Tattershall College was a grammar school in Tattershall, Lincolnshire. The college was established in 1439 and the building that still stands today was constructed between 1454 and 1460. This building was built by the 3rd Baron Cromwell for the education of the church choristers and was once a splendid example of the perpendicular style of Gothic architecture.

It was a two-storey, brick-built building with arched doorways and one large room above another large room. It was similar in form to the 1484 built, Grammar School in Wainfleet.

In the 1530s, due to benefactions of fellows, the ex-choristers were given precedence to apply for scholarships at St John's College, Cambridge.

Although the school was formally dissolved in 1545, when it was owned by Charles Brandon, 1st Duke of Suffolk. It is thought that teaching may have continued for some years afterwards.

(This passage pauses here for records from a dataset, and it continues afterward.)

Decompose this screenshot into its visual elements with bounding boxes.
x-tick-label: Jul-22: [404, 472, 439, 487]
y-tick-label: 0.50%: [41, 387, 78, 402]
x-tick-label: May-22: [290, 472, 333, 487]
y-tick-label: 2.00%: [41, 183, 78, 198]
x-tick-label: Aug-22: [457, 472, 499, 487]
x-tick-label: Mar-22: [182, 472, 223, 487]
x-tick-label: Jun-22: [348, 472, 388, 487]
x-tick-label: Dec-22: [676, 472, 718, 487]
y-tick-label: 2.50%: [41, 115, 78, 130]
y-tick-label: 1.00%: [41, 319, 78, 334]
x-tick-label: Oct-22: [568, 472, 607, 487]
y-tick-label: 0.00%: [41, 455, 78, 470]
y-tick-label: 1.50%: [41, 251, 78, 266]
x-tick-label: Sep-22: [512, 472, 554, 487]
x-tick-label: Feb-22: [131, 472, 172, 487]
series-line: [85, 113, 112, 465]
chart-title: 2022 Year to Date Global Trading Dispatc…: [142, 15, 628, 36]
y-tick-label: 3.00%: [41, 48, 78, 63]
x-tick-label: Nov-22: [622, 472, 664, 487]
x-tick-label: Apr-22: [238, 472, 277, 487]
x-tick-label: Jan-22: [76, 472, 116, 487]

A timber almshouse attached to the college was built by a carpenter Henry Halsebroke for the warden John Gigur in 1486. It was sited near the churchyard. It had a hall, chapel, and buttery and rooms for 13 pensioners or bedesmen.

In the late 18th century, it was converted into a brewery before being left empty and allowed to deteriorate into the ruin that it now is with those walls that remain standing shored up by modern brick. Heritage Lincolnshire is managing the site.